The Doha Conference ended with not much decided. The delegates extended the Kyoto Protocol but were unable to come up with a satisfactory agreement on who pays to reduce carbon emissions. Critics say the deal fell far short of what’s needed but the developed countries believe they will be fleeced by any deal that puts the entire burden on them. Michael Jacobs, writing in The Guardian, says the moment of truth will arrive in 2014 when a new comprehensive agreement must be reached.
Ottawa has surprised everyone by approving both CNOOC’s purchase of Nexen and Petronas’ bid for Progress Energy. The first was more or less anticipated but the latter comes as a big surprise. Industry Minister Christian Paradis says Canada won significant concessions in transparency on the deal. The approval undoubtedly heralds more Chinese mergers and acquisitions since the Chinese crave Canadian energy. But the Globe and Mail says PM Stephen Harper has drawn the line in the oil sands.
The US nuclear industry has responded to demands from the Nuclear Regulatory Commission by drawing up plans for “airborne rescue wagons” in case of a nuclear disaster. Emergency equipment would be flown in from different parts of the country by helicopter. Following last week’s funding of a small reactor experiment at Oak Ridge, the UK also announced plans for pursuing what it calls “mini-reactors.” But geologists have discovered what they describe as a major fault beneath Japan’s Tsuruga reactor and it may have to close.

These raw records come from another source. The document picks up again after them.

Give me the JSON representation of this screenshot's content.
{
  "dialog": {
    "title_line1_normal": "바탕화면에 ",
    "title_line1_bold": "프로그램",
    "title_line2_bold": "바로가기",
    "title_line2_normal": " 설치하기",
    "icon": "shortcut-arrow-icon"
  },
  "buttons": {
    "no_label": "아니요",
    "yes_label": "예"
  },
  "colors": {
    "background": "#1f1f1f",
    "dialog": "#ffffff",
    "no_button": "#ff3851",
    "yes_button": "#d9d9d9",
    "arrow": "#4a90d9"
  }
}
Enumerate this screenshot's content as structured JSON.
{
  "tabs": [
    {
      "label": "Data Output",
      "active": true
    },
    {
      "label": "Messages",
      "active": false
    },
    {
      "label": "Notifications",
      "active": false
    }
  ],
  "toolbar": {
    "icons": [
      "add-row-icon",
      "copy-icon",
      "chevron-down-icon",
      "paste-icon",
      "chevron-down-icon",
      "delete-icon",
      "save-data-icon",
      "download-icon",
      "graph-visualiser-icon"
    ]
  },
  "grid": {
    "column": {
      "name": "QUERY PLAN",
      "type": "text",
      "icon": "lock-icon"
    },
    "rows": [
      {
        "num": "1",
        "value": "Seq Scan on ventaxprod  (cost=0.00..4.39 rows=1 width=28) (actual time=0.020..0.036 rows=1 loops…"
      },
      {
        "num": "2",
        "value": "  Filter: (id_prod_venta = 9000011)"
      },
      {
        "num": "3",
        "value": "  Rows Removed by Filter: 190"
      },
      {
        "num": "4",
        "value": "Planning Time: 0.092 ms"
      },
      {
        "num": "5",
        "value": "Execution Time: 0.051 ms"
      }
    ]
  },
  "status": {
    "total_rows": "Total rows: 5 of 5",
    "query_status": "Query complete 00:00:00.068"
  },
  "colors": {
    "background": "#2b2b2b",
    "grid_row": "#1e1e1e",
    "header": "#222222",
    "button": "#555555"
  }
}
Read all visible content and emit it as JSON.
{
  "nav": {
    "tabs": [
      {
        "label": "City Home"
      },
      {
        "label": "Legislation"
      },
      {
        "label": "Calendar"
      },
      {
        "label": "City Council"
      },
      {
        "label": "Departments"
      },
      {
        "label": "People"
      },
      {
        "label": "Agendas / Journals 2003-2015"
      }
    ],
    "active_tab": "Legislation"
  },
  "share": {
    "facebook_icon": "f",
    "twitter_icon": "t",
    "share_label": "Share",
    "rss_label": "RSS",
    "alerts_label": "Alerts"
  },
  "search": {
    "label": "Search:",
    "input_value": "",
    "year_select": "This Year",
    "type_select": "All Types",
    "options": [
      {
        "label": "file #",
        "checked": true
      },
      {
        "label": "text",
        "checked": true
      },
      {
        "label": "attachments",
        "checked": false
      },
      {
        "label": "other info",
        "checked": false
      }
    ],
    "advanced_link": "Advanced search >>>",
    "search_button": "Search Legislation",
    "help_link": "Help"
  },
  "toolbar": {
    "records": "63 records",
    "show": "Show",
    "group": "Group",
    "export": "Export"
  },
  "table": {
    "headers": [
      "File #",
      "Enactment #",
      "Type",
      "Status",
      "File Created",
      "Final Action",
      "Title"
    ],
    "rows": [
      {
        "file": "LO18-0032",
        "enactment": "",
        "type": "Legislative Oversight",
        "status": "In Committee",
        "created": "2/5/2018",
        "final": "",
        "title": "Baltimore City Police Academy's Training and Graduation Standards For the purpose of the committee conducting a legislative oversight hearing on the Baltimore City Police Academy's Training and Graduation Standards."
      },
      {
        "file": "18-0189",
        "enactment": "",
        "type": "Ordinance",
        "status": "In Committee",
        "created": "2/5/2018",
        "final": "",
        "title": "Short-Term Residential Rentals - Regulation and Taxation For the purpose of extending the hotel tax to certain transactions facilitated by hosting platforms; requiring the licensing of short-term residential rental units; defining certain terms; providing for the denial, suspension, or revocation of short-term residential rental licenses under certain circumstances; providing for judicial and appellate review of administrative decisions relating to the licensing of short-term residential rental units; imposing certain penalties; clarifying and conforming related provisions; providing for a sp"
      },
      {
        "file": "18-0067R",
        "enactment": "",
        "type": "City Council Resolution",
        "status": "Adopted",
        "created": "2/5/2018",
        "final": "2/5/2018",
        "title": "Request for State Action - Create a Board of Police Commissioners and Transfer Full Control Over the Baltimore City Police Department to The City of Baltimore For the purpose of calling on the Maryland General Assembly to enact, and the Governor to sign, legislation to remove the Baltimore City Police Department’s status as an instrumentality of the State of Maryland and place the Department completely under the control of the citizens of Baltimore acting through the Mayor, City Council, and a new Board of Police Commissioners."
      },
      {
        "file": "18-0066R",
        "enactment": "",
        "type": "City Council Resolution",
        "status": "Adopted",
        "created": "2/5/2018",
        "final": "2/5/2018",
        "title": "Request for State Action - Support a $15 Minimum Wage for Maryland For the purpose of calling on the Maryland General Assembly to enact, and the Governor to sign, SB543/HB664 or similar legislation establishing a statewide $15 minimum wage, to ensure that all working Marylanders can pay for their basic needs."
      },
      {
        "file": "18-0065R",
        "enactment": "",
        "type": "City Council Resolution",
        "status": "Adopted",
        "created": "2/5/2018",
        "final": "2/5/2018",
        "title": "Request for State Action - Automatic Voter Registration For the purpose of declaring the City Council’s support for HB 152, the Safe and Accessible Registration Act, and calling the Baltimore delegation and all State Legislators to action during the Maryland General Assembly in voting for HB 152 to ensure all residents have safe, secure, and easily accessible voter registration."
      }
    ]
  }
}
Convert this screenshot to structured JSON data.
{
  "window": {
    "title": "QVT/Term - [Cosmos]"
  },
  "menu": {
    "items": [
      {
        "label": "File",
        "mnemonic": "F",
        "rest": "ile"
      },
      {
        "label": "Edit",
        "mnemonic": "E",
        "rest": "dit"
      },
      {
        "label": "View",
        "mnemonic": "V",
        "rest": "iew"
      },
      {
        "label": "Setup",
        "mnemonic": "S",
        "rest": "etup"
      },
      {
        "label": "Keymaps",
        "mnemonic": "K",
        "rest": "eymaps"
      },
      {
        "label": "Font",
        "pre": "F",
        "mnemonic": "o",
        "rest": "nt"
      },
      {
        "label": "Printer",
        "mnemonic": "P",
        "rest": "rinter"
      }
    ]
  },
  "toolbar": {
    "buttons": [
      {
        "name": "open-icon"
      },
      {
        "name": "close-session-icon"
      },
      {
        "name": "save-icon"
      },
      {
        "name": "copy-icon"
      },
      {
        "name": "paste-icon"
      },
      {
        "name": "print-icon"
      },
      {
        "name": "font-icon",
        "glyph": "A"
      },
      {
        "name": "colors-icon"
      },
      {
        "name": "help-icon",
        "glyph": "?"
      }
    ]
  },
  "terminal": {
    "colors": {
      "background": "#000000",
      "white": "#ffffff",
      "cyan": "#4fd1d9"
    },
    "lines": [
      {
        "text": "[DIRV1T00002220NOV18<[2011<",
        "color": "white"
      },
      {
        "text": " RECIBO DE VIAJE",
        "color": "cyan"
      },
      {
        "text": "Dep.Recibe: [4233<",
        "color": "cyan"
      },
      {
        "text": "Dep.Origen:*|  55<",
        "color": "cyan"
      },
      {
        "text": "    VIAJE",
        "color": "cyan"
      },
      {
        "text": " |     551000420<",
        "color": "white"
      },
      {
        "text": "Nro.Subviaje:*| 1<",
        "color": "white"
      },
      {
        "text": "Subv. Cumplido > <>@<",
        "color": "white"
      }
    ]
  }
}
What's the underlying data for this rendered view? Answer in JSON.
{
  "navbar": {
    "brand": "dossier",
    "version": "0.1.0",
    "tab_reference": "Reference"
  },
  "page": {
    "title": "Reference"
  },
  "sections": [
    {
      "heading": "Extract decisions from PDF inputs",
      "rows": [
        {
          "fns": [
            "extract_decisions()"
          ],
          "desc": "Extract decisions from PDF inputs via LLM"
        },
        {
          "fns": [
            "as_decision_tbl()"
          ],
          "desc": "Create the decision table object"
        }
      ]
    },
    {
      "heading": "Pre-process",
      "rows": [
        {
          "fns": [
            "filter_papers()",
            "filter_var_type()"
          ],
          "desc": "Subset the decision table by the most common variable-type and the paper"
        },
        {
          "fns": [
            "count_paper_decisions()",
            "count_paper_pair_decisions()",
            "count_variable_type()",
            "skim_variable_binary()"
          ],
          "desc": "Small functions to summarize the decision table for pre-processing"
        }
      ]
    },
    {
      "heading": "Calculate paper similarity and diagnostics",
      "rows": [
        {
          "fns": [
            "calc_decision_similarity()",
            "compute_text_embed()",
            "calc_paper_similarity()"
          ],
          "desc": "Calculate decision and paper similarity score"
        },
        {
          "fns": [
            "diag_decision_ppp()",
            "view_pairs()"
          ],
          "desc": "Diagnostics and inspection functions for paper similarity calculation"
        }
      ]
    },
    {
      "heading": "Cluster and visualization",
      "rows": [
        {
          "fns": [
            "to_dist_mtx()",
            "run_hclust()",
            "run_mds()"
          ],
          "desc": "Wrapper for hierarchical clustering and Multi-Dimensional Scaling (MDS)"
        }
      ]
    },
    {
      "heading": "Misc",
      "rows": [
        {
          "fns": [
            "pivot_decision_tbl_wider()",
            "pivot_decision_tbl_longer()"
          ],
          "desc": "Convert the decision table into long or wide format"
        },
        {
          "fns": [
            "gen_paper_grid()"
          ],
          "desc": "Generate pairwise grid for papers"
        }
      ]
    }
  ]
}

Following the news from Germany that the dash to renewables has actually increased the use of coal, California is also waking up to the realization that wind and solar need backups. “Renewable Energy Will Require More Use of Fossil Fuels” notes the Los Angeles Times. New Mexico renewable advocates are worried that a new plan that allows customers and utilities to choose their power source may undermine quotas for renewable energy. But the Department of Energy has announced plans to support a new "plug-and-play" system that would allow businesses and residences to install to install and operate photovoltaic panels in one day.
Finally, ExxonMobil (above) has surprised the world by supporting a carbon tax. Fred Upton, chairman of the House Energy and Commerce Committee, is astonished, saying the company can’t be serious. The Heritage Foundation is still opposed, calling the idea of taxing carbon “stale leftovers.” But David Frum, writing on CNN, says it’s “a tax we could learn to love.”